Long-term visibility for the business comes from the low penetration of the online medium, which the company estimates is less than 1% of overall policy sales. According to management the company has grown consistently at over 100% in the past three to four years. According to the last reported financials in FY12, the company reported a topline of Rs108m.

IRDA recently notified several changes in the business practices of online insurance aggregators. As a result, they would not be permitted to promote non-insurance products on the same website. This could impact PolicyBazaar’s revenues by 5-7%.

MeritNation is is significantly ahead of competition with 55-60% of the traffic share. Its closest competitor will account for less than half of that traffic. The company considers topperlearning.com, mathsguru.com, extramarks.com and learnnext.com as its competition.

Management believes content has become commoditised, as a lot of players have slides/video-based material of course content. According to it, durable differentiators are created from offering this content in easy-to-learn modules, giving appropriate tests based on gaps identified in learning. Also the company has been able to aggregate a lot of user generated content which it believes will enhance the engagement of users on the site.

According to management, it is targeting growth in student enrollments of about 70-80% this year. Pricing is likely to inch up as the company has been raising prices over the past few years. Management said the addressable market is currently around 20m-25m students that have internet access, of which only a fraction are using the services.

Canvera is the only organized national player in India’s online photography space. The barriers to entry in this business are: the high investment required to set up a production facility, build a strong engineering team and develop a large distribution network.
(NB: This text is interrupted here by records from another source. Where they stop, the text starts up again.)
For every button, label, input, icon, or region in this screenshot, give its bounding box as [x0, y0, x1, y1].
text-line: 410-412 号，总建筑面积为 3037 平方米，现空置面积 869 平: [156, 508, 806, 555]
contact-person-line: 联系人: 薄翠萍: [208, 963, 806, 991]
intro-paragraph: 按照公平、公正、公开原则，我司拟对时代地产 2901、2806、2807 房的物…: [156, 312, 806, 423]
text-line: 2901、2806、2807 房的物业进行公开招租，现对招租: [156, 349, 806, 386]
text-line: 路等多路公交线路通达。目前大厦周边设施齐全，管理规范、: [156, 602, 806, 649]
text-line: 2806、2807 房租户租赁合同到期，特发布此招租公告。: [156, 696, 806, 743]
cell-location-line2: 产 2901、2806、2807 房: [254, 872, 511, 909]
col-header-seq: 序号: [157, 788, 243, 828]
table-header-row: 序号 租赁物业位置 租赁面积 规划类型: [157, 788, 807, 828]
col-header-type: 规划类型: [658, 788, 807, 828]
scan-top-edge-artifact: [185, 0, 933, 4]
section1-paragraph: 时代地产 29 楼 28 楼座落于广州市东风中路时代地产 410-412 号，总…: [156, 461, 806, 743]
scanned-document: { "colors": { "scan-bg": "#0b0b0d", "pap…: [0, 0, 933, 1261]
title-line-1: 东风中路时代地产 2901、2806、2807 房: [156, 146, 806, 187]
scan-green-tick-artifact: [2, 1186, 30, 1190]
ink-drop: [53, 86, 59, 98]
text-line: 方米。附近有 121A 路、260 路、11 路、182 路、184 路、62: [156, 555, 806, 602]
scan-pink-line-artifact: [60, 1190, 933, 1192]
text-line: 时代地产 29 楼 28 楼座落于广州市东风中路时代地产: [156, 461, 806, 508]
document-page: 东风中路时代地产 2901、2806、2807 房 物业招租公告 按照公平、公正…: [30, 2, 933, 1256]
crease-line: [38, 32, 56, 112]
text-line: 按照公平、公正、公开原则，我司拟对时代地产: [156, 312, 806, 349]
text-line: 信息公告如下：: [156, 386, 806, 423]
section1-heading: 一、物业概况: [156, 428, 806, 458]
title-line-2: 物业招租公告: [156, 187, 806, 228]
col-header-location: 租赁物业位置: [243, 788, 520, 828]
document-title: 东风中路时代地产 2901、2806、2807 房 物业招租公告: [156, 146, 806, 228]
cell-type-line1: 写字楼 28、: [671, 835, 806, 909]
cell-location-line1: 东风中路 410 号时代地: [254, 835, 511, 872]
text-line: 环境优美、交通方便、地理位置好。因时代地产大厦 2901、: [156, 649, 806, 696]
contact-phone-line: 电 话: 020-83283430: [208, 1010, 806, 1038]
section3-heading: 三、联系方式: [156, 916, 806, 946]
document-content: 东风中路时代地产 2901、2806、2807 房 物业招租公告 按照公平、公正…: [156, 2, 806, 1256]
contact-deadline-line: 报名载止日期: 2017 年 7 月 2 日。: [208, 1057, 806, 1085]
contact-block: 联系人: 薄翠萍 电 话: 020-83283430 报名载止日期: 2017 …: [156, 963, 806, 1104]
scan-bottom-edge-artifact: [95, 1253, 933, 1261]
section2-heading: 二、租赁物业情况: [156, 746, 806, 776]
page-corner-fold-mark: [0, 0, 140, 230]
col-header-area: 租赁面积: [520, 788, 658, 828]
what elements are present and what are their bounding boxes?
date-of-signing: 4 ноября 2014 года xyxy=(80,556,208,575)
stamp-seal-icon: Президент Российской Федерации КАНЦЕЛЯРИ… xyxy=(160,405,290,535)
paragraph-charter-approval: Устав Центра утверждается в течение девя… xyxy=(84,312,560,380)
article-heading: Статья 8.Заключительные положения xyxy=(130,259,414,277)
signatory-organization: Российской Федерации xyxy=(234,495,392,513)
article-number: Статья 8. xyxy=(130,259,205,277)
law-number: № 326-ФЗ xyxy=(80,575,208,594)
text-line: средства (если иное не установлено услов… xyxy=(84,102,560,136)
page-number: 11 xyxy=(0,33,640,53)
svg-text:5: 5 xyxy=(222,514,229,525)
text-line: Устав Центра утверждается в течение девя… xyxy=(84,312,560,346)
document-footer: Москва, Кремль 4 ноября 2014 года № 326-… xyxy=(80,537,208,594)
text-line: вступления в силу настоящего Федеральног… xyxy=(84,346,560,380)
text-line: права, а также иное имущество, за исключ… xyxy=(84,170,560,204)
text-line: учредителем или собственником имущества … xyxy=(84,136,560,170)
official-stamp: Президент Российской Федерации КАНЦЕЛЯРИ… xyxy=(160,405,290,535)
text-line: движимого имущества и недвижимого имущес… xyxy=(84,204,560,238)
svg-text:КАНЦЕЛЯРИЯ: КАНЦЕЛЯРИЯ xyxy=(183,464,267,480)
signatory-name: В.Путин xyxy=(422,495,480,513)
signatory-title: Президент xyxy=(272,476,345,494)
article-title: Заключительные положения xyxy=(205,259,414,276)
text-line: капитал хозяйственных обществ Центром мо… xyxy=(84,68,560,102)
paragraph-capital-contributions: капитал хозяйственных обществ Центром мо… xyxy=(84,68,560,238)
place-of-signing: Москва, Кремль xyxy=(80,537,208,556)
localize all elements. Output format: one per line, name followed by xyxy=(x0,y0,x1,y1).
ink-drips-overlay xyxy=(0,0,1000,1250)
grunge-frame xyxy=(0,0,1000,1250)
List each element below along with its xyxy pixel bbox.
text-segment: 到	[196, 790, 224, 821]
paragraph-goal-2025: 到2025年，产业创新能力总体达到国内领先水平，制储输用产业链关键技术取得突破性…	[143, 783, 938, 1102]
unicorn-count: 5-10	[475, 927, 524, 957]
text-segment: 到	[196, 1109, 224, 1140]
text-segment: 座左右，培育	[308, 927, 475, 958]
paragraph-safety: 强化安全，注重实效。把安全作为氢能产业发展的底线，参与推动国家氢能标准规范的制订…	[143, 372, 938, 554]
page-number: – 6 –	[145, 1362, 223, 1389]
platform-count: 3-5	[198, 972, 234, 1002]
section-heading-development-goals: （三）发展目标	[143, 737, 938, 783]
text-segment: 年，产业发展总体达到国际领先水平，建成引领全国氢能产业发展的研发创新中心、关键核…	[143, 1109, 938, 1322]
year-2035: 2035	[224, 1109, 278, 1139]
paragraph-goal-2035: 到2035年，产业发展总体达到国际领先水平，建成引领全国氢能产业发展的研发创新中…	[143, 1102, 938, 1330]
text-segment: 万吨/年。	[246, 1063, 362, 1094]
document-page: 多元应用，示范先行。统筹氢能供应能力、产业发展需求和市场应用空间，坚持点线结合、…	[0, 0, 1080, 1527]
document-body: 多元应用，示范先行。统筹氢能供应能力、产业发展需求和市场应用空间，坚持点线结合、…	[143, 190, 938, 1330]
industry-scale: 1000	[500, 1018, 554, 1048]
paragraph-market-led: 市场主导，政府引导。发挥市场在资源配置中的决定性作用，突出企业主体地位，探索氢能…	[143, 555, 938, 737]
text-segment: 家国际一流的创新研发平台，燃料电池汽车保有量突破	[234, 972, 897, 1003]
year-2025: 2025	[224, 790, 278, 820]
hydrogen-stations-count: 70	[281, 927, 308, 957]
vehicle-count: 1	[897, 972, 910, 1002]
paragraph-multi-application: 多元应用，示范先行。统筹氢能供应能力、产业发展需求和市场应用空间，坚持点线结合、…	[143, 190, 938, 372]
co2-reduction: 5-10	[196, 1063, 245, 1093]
The company believes one of its USPs is the unique technology element required in custom printing, in which every job has only one print.

According to management, it increases stickiness of its consumers by providing URLs along with printed albums, which can be shared with family/friends and on social networks like Facebook. Canvera believes its technology interface, which works across PC and mobile operating systems, is future-ready and far ahead of any other Indian player.

The majority of Canvera’s revenues are generated by providing high-end customised printed products to professional photographers. It also helps photographers to build their websites and to design their books.